Objective: To determine whether the Acute Physiology and Chronic Health Evaluation (APACHE) II system for the measurement of severity of illness is able to provide an accurate risk of hospital death in patients with acetaminophen-induced acute liver failure or identify those patients needing transfer for possible hepatic transplantation.
Design: Data for admission (first 24 hrs) APACHE II scores and King's criteria for urgent transplantation were collected prospectively to compare the APACHE II system and the King's criteria for the prediction of death or need for transplantation.
Setting: A nine-bed specialist liver failure unit (LFU).
Patients: One hundred two consecutive patients admitted to the LFU with acetaminophen self-poisoning and a prolonged prothrombin time were studied.
Interventions: None.
Measurements and main results: An APACHE II score of > 15 points was associated with a high mortality (13/20 patients, five of whom survived following hepatic transplantation). There was no relation between APACHE II risk and outcome (mean APACHE II risk of death 0.8%, actual hospital mortality 16%). An APACHE II score of > 15 had a similar power of prediction of death as the King's criteria (sensitivity 82% and 65%, respectively; specificity 98% and 99%, respectively), when considering those patients who were transplanted as "deaths." An APACHE II score of > 15 was able to identify four more patients than the King's criteria on the first day of admission to the LFU.

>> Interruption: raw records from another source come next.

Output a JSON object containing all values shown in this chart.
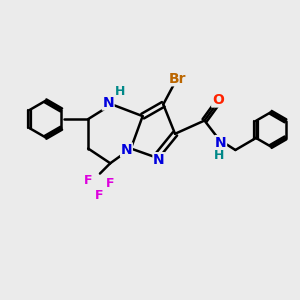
{
  "bg_color": "#ebebeb",
  "bond_color": "#000000",
  "bond_width": 1.8,
  "atom_colors": {
    "N": "#0000dd",
    "O": "#ff2200",
    "Br": "#bb6600",
    "F": "#dd00dd",
    "H_label": "#008888",
    "C": "#000000"
  },
  "font_size_atoms": 10,
  "font_size_small": 9
}
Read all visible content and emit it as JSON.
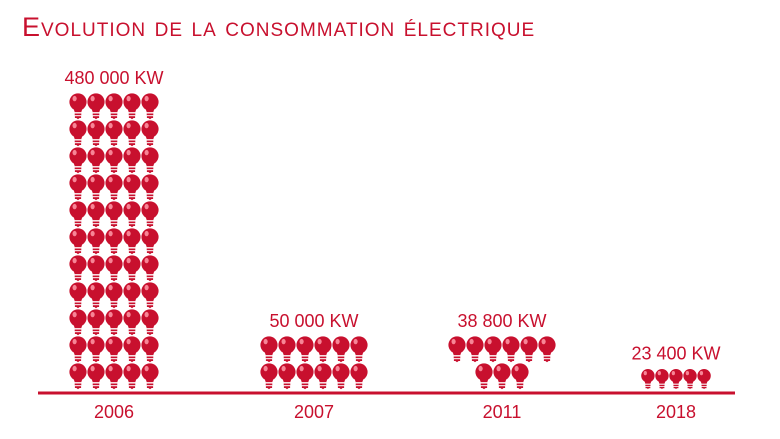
{
  "chart_data": {
    "type": "bar",
    "title": "Evolution de la consommation électrique",
    "categories": [
      "2006",
      "2007",
      "2011",
      "2018"
    ],
    "values": [
      480000,
      50000,
      38800,
      23400
    ],
    "data_labels": [
      "480 000 KW",
      "50 000 KW",
      "38 800 KW",
      "23 400 KW"
    ],
    "bulb_counts": [
      55,
      12,
      9,
      5
    ],
    "unit": "KW",
    "grid": false,
    "legend": "none",
    "colors": {
      "primary": "#c8102e",
      "highlight": "#ff9aa8",
      "base": "#ffffff"
    }
  }
}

Conclusions: The crude admission APACHE II score correlated well with mortality in patients with acetaminophen-induced acute liver failure. However, the calculated APACHE II risk of death, using the original drug overdose coefficient, was poorly calibrated. Since specialist liver scores are unfamiliar in the general intensive care setting, the use of an APACHE II score might earlier identify more patients at risk of needing a liver transplant, and hence, expedite appropriate transfer to a specialist liver unit.